RÉPUBLIQUE FRANÇAISE

AU NOM DU PEUPLE FRANÇAIS

 

COUR D’APPEL DE PAU

DEUXIÈME CHAMBRE SECTION 1

ARRÊT DU 13 JUIN 2016

 

ÉLÉMENTS D’IDENTIFICATION DE LA DÉCISION       (N.B. : mention ne figurant pas sur l’original)

R.G. n° 14/03617. Arrêt n° 16/2448. Nature affaire : Crédit-bail ou leasing - Demande en paiement des loyers et/ou en résiliation du crédit-bail.

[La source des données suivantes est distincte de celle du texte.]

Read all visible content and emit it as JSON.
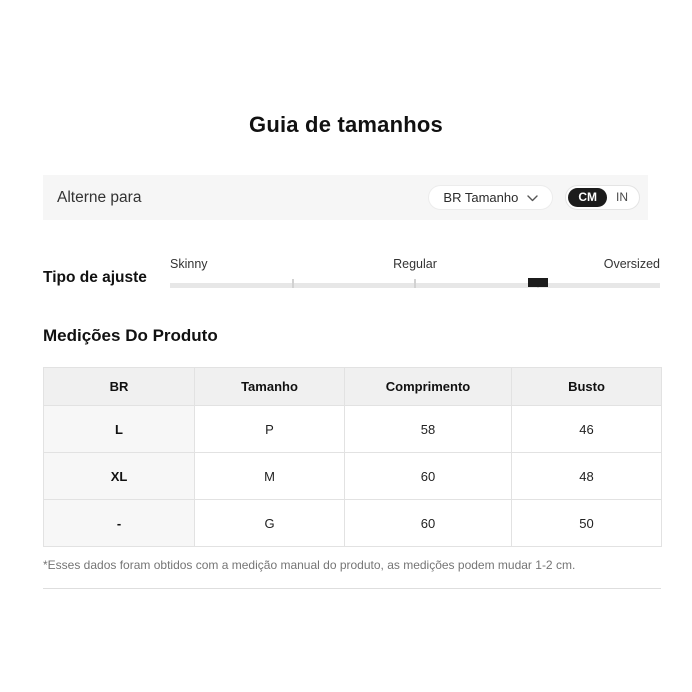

ARRÊT : Prononcé publiquement par mise à disposition de l'arrêt au greffe de la Cour le 13 Juin 2016, les parties en ayant été préalablement avisées dans les conditions prévues au deuxième alinéa de l'article 450 du Code de Procédure Civile.

* * *

APRES DÉBATS à l'audience publique tenue le 17 mars 2016, devant : Madame JANSON, magistrat chargé du rapport, assisté de Madame SAYOUS, greffier présent à l'appel des causes,

Madame JANSON, en application des articles 786 et 907 du Code de Procédure Civile et à défaut d'opposition a tenu l'audience pour entendre les plaidoiries et en a rendu compte à la Cour composée de : Madame DIXIMIER, Conseiller faisant fonction de Président, Madame MORILLON, Conseiller, Madame JANSON, Vice-Président placé, désigné par ordonnance du 14 décembre 2015, qui en ont délibéré conformément à la loi.

dans l'affaire opposant :

 

APPELANTE :

Madame X. épouse Y.

née le [date] à [ville], de nationalité Française, Représentée par Maître Elodie B., avocat au barreau de Pau

 

INTIMÉE :

SA LIXXBAIL

Représentée par Maître Christophe D. de la SCP D.-L.-M. - D., avocat au barreau de Pau

 

sur appel de la décision, en date du 15 MAI 2014, rendue par le TRIBUNAL D'INSTANCE DE PAU

 

EXPOSÉ DU LITIGE                                                           (N.B. : mention ne figurant pas sur l’original)

EXPOSÉ DU LITIGE :

Faits et procédure :

Par acte du 20 avril 2010, Mme X. épouse Y. a conclu avec la SAS CAPITAL PLUS un contrat de location longue durée portant sur un photocopieur, d'un montant de 8.627,94 euros TTC, à charge pour elle de régler 21 loyers trimestriels de 420 euros HT +TVA.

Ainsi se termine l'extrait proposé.